The MQ reconnection support make any reconnection transparent to the application code.

You can specify an MQ Call Back function, MQCB, and specify a routine which gets control asynchronously when events happen. See sample code amqsphac.c described here.

The specified call back function gets control whenever there is an event. You can then take actions such as print out information, for example

  • switch…
  • case MQRC_RECONNECTED:
    • printf(“%sEVENT : Connection Reconnected\n”,TimeStamp);
    • break;

You could extend this to set a flag in global storage, or write an event message to aid problem determination.

Running an application and issuing the endmqm -r QMA command, the exit produced

14:43:25 : EVENT : Connection Reconnecting (Delay: 1055ms)
14:43:26 : EVENT : Connection Reconnected

Which showed it connected to another queue manager after a short interval.

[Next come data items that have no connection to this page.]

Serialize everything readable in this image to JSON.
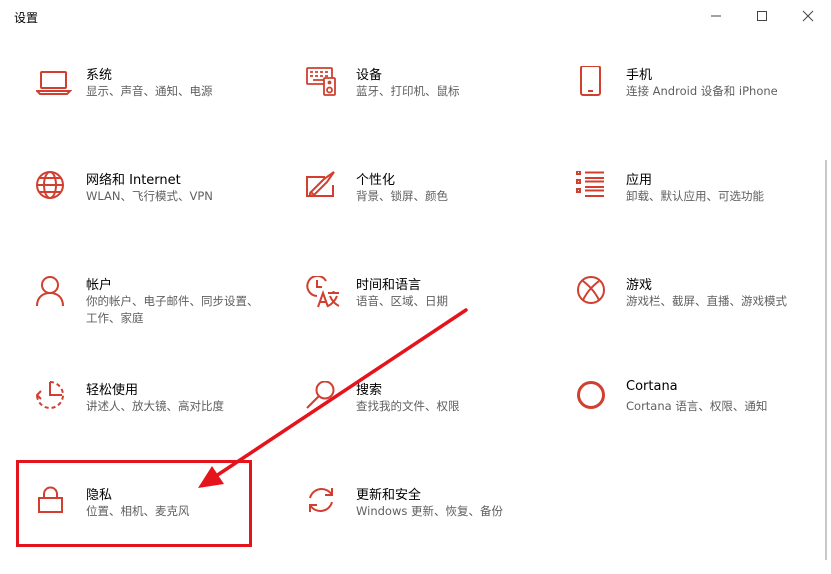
{
  "window": {
    "title": "设置",
    "controls": [
      "minimize-icon",
      "maximize-icon",
      "close-icon"
    ]
  },
  "accent_color": "#d03f2f",
  "annotation_color": "#e5141c",
  "tiles": [
    {
      "name": "系统",
      "desc": "显示、声音、通知、电源",
      "icon": "laptop-icon"
    },
    {
      "name": "设备",
      "desc": "蓝牙、打印机、鼠标",
      "icon": "keyboard-icon"
    },
    {
      "name": "手机",
      "desc": "连接 Android 设备和 iPhone",
      "icon": "phone-icon"
    },
    {
      "name": "网络和 Internet",
      "desc": "WLAN、飞行模式、VPN",
      "icon": "globe-icon"
    },
    {
      "name": "个性化",
      "desc": "背景、锁屏、颜色",
      "icon": "paint-icon"
    },
    {
      "name": "应用",
      "desc": "卸载、默认应用、可选功能",
      "icon": "apps-list-icon"
    },
    {
      "name": "帐户",
      "desc": "你的帐户、电子邮件、同步设置、工作、家庭",
      "icon": "person-icon"
    },
    {
      "name": "时间和语言",
      "desc": "语音、区域、日期",
      "icon": "time-language-icon"
    },
    {
      "name": "游戏",
      "desc": "游戏栏、截屏、直播、游戏模式",
      "icon": "xbox-icon"
    },
    {
      "name": "轻松使用",
      "desc": "讲述人、放大镜、高对比度",
      "icon": "ease-of-access-icon"
    },
    {
      "name": "搜索",
      "desc": "查找我的文件、权限",
      "icon": "search-icon"
    },
    {
      "name": "Cortana",
      "desc": "Cortana 语言、权限、通知",
      "icon": "cortana-icon"
    },
    {
      "name": "隐私",
      "desc": "位置、相机、麦克风",
      "icon": "lock-icon"
    },
    {
      "name": "更新和安全",
      "desc": "Windows 更新、恢复、备份",
      "icon": "sync-icon"
    }
  ]
}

With only one queue manager active, and issuing endmqm -r QMA

the messages were

14:44:32 : EVENT : Connection Reconnecting (Delay: 1021ms)
14:44:34 : EVENT : Connection Reconnecting (Delay: 2122ms)
14:44:36 : EVENT : Connection Reconnecting (Delay: 4572ms)
14:44:40 : EVENT : Connection Reconnecting (Delay: 4819ms)
14:44:45 : EVENT : Connection Reconnecting (Delay: 4609ms)
14:44:50 : EVENT : Connection Reconnecting (Delay: 4262ms)
14:44:54 : EVENT : Connection Reconnecting (Delay: 4151ms)
14:44:58 : EVENT : Connection Reconnecting (Delay: 4035ms)
14:45:02 : EVENT : Connection Reconnecting (Delay: 4616ms)
14:45:02 : EVENT : Reconnection failed
14:45:02 : EVENT : Connection Broken

In the mqclient.ini file I had

CHANNELS:
   ServerConnectionParms=COLIN/TCP/127.0.0.1(1414),127.0.0.1(1416)
   MQReconnectTimeout=30
   ReconDelay=(1000,200)(2000,200)(4000,1000)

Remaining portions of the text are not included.